In Portuguese you say “Eu não tenho nenhuma maçã” (literally “I don’t have no apples”). The same is true in Spanish and Italian. In French the default is the double negative: “ne…pas”, “ne…rien”.
Then it’s a question of definition. I’m not denying that everybody would understand “No one never said nothing” as “No one ever said anything,” as standard English would put it (although, as erislover has already pointed out, this is a triple negative). Of course if you define “double negative” so as to mean those substandard constructions only, excluding “she’s not unattractive” and the like, then a double negative indeed is a negative, not a positive.

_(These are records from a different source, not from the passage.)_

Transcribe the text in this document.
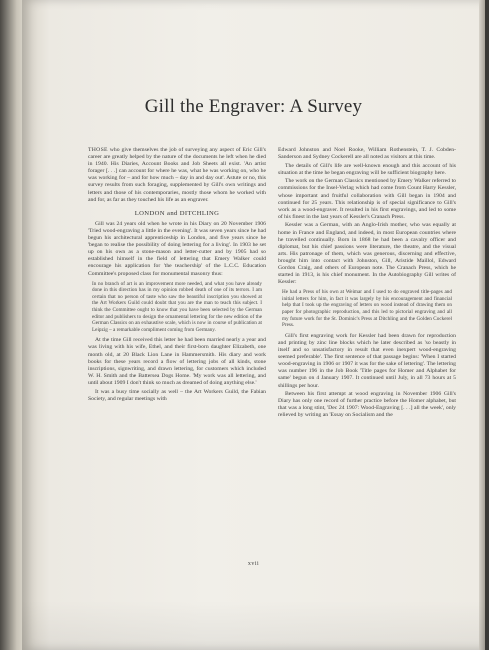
Gill the Engraver: A Survey

THOSE who give themselves the job of surveying any aspect of Eric Gill's career are greatly helped by the nature of the documents he left when he died in 1940. His Diaries, Account Books and Job Sheets all exist. 'An artist forager [. . .] can account for where he was, what he was working on, who he was working for – and for how much – day in and day out'. Astute or no, this survey results from such foraging, supplemented by Gill's own writings and letters and those of his contemporaries, mostly those whom he worked with and for, as far as they touched his life as an engraver.

LONDON and DITCHLING

Gill was 24 years old when he wrote in his Diary on 20 November 1906 'Tried wood-engraving a little in the evening'. It was seven years since he had begun his architectural apprenticeship in London, and five years since he 'began to realise the possibility of doing lettering for a living'. In 1903 he set up on his own as a stone-mason and letter-cutter and by 1905 had so established himself in the field of lettering that Emery Walker could encourage his application for 'the teachership' of the L.C.C. Education Committee's proposed class for monumental masonry thus:

In no branch of art is an improvement more needed, and what you have already done in this direction has in my opinion robbed death of one of its terrors. I am certain that no person of taste who saw the beautiful inscription you showed at the Art Workers Guild could doubt that you are the man to teach this subject. I think the Committee ought to know that you have been selected by the German editor and publishers to design the ornamental lettering for the new edition of the German Classics on an exhaustive scale, which is now in course of publication at Leipzig – a remarkable compliment coming from Germany.

At the time Gill received this letter he had been married nearly a year and was living with his wife, Ethel, and their first-born daughter Elizabeth, one month old, at 20 Black Lion Lane in Hammersmith. His diary and work books for these years record a flow of lettering jobs of all kinds, stone inscriptions, signwriting, and drawn lettering, for customers which included W. H. Smith and the Battersea Dogs Home. 'My work was all lettering, and until about 1909 I don't think so much as dreamed of doing anything else.'

It was a busy time socially as well – the Art Workers Guild, the Fabian Society, and regular meetings with

Edward Johnston and Noel Rooke, William Rothenstein, T. J. Cobden-Sanderson and Sydney Cockerell are all noted as visitors at this time.

The details of Gill's life are well-known enough and this account of his situation at the time he began engraving will be sufficient biography here.

The work on the German Classics mentioned by Emery Walker referred to commissions for the Insel-Verlag which had come from Count Harry Kessler, whose important and fruitful collaboration with Gill began in 1904 and continued for 25 years. This relationship is of special significance to Gill's work as a wood-engraver. It resulted in his first engravings, and led to some of his finest in the last years of Kessler's Cranach Press.

Kessler was a German, with an Anglo-Irish mother, who was equally at home in France and England, and indeed, in most European countries where he travelled continually. Born in 1868 he had been a cavalry officer and diplomat, but his chief passions were literature, the theatre, and the visual arts. His patronage of them, which was generous, discerning and effective, brought him into contact with Johnston, Gill, Aristide Maillol, Edward Gordon Craig, and others of European note. The Cranach Press, which he started in 1913, is his chief monument. In the Autobiography Gill writes of Kessler:

He had a Press of his own at Weimar and I used to do engraved title-pages and initial letters for him, in fact it was largely by his encouragement and financial help that I took up the engraving of letters on wood instead of drawing them on paper for photographic reproduction, and this led to pictorial engraving and all my future work for the St. Dominic's Press at Ditchling and the Golden Cockerel Press.

Gill's first engraving work for Kessler had been drawn for reproduction and printing by zinc line blocks which he later described as 'so beastly in itself and so unsatisfactory in result that even inexpert wood-engraving seemed preferable'. The first sentence of that passage begins: 'When I started wood-engraving in 1906 or 1907 it was for the sake of lettering'. The lettering was number 196 in the Job Book 'Title pages for Homer and Alphabet for same' begun on 4 January 1907. It continued until July, in all 73 hours at 5 shillings per hour.

Between his first attempt at wood engraving in November 1906 Gill's Diary has only one record of further practice before the Homer alphabet, but that was a long stint, 'Dec 24 1907: Wood-Engraving [. . .] all the week', only relieved by writing an 'Essay on Socialism and the

xvii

Particularly interesting is a quote from the theme song of the TV show “Family Ties”: “And there ain’t no nothing we can’t love each other through”. Here, we have a quadruple negative, with positive intended meaning (“We can love each other through anything”). The first three negatives (“ain’t no nothing”) are meant to reinforce each other to produce an overall negative, while the fourth negative (“can’t”) reverses that negative meaning to a positive.
I disagree that in French, the double negative is the norm, since a sentence with “ne” but without “pas”, or vice-versa, would be ungrammatical. The “ne… pas” construction altogether is one single negative. If we’re insisting that grammatical negatives are multiplicative, then I suppose that would make “ne” or “pas” by itself imaginary.
Incidentally (but this is getting a bit afield), I’ve never understood the controversy over “split infinitives”, since it’s not possible to split an infinitive in English, either. “To boldly go” is not a split of “to go”, the infinitive form of the verb “go”; it’s the infinitive of the verb “boldly go”, composed of the adjective “boldly” and the primitive verb “go”.